Agents arrested the immigrants in residential and commercial areas, saying they were acting on information about smuggling. The arrests ended when a Homeland Security official said the sweeps violated agency policy because they had not been approved in Washington.
Gloria Chavez, a spokeswoman for U.S. Customs and Border Protection, the parent agency of the Border Patrol, said the proposal is being finalized in a memorandum that will clearly define the responsibilities of the Border Patrol and the U.S. Immigration and Customs Enforcement. Both agencies are part of the Department of Homeland Security.
The Border Patrol will take the lead at the border and on all arrests of illegal immigrants in inland areas as they travel north; ICE agents will focus on enforcement away from border areas and take the lead on all immigration investigations.
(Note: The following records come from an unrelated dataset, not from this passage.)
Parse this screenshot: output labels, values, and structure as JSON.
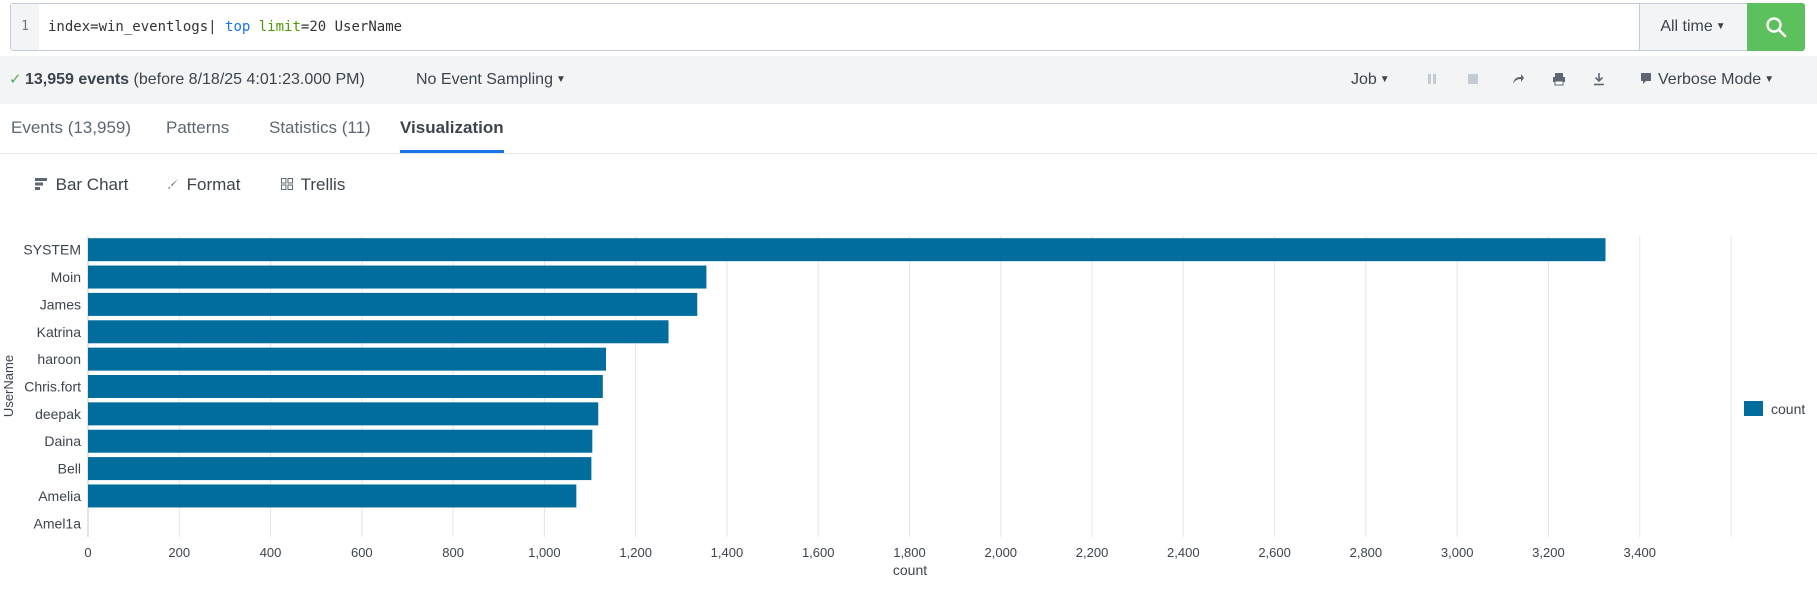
{
  "search": {
    "line_number": "1",
    "query_parts": [
      "index=win_eventlogs| ",
      "top",
      " ",
      "limit",
      "=20 UserName"
    ],
    "time_range": "All time",
    "search_icon": "search-icon"
  },
  "status": {
    "events_count": "13,959 events",
    "events_suffix": "(before 8/18/25 4:01:23.000 PM)",
    "sampling": "No Event Sampling",
    "job": "Job",
    "mode": "Verbose Mode",
    "controls": [
      "pause-icon",
      "stop-icon",
      "share-icon",
      "print-icon",
      "export-icon"
    ]
  },
  "tabs": [
    {
      "label": "Events (13,959)"
    },
    {
      "label": "Patterns"
    },
    {
      "label": "Statistics (11)"
    },
    {
      "label": "Visualization",
      "active": true
    }
  ],
  "viz_toolbar": {
    "chart_type": "Bar Chart",
    "format": "Format",
    "trellis": "Trellis"
  },
  "colors": {
    "bar": "#006d9c",
    "accent": "#1a73e8",
    "search_button": "#5cc05c"
  },
  "chart_data": {
    "type": "bar",
    "orientation": "horizontal",
    "categories": [
      "SYSTEM",
      "Moin",
      "James",
      "Katrina",
      "haroon",
      "Chris.fort",
      "deepak",
      "Daina",
      "Bell",
      "Amelia",
      "Amel1a"
    ],
    "series": [
      {
        "name": "count",
        "values": [
          3325,
          1355,
          1335,
          1272,
          1135,
          1128,
          1118,
          1105,
          1103,
          1070,
          0
        ]
      }
    ],
    "xlabel": "count",
    "ylabel": "UserName",
    "xlim": [
      0,
      3600
    ],
    "xticks": [
      "0",
      "200",
      "400",
      "600",
      "800",
      "1,000",
      "1,200",
      "1,400",
      "1,600",
      "1,800",
      "2,000",
      "2,200",
      "2,400",
      "2,600",
      "2,800",
      "3,000",
      "3,200",
      "3,400"
    ],
    "grid": true,
    "legend": "right"
  }
}
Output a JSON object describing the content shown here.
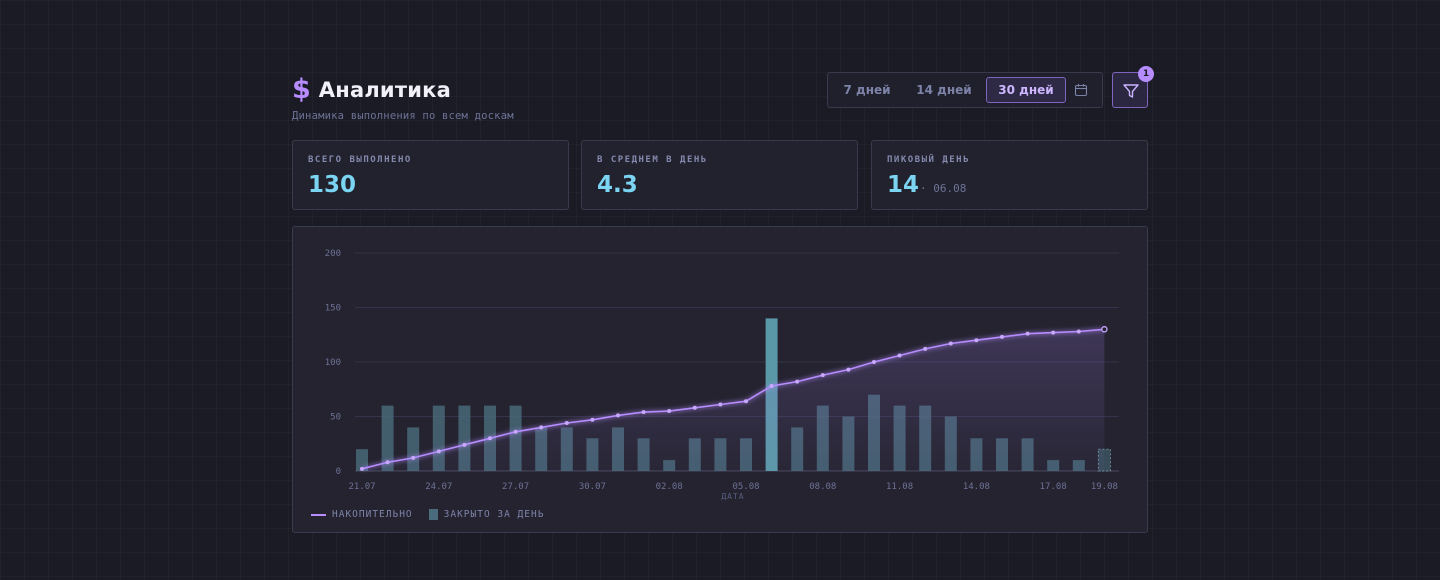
{
  "header": {
    "icon": "dollar-icon",
    "icon_glyph": "$",
    "title": "Аналитика",
    "subtitle": "Динамика выполнения по всем доскам"
  },
  "range_selector": {
    "options": [
      "7 дней",
      "14 дней",
      "30 дней"
    ],
    "active_index": 2,
    "calendar_icon": "calendar-icon"
  },
  "filter": {
    "icon": "filter-icon",
    "badge_count": "1"
  },
  "stats": [
    {
      "label": "ВСЕГО ВЫПОЛНЕНО",
      "value": "130",
      "sub": ""
    },
    {
      "label": "В СРЕДНЕМ В ДЕНЬ",
      "value": "4.3",
      "sub": ""
    },
    {
      "label": "ПИКОВЫЙ ДЕНЬ",
      "value": "14",
      "sub": "· 06.08"
    }
  ],
  "colors": {
    "accent": "#b68cff",
    "value": "#7ad4f2",
    "bar": "#4a6b7c",
    "bar_peak": "#5e9fae"
  },
  "chart_data": {
    "type": "bar",
    "xlabel": "ДАТА",
    "ylabel": "",
    "ylim": [
      0,
      200
    ],
    "y_ticks": [
      0,
      50,
      100,
      150,
      200
    ],
    "grid": true,
    "legend_position": "bottom-left",
    "dates": [
      "21.07",
      "22.07",
      "23.07",
      "24.07",
      "25.07",
      "26.07",
      "27.07",
      "28.07",
      "29.07",
      "30.07",
      "31.07",
      "01.08",
      "02.08",
      "03.08",
      "04.08",
      "05.08",
      "06.08",
      "07.08",
      "08.08",
      "09.08",
      "10.08",
      "11.08",
      "12.08",
      "13.08",
      "14.08",
      "15.08",
      "16.08",
      "17.08",
      "18.08",
      "19.08"
    ],
    "x_tick_labels": [
      "21.07",
      "24.07",
      "27.07",
      "30.07",
      "02.08",
      "05.08",
      "08.08",
      "11.08",
      "14.08",
      "17.08",
      "19.08"
    ],
    "series": [
      {
        "name": "НАКОПИТЕЛЬНО",
        "kind": "line",
        "values": [
          2,
          8,
          12,
          18,
          24,
          30,
          36,
          40,
          44,
          47,
          51,
          54,
          55,
          58,
          61,
          64,
          78,
          82,
          88,
          93,
          100,
          106,
          112,
          117,
          120,
          123,
          126,
          127,
          128,
          130
        ]
      },
      {
        "name": "ЗАКРЫТО ЗА ДЕНЬ",
        "kind": "bar",
        "scale_factor": 10,
        "values": [
          2,
          6,
          4,
          6,
          6,
          6,
          6,
          4,
          4,
          3,
          4,
          3,
          1,
          3,
          3,
          3,
          14,
          4,
          6,
          5,
          7,
          6,
          6,
          5,
          3,
          3,
          3,
          1,
          1,
          2
        ]
      }
    ]
  }
}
Still to be defined, however, is where the border region ends and the inland area begins.
The proposed policy is already drawing fire from Border Patrol agents.
Joseph Dassaro -- president of the National Border Patrol Council, Local 1613, the union that represents 1,500 agents in San Diego -- said ICE was not equipped to enforce immigration law.
ICE agents already conduct investigations of immigrant smuggling rings, in addition to crimes such as terrorism, child pornography, copyright infringement, drug smuggling and customs violations.
"The mission of ICE agents is broad and diluted. They don't know whether they should be going after terrorists, child pornographers or smuggling rings," Dassaro said.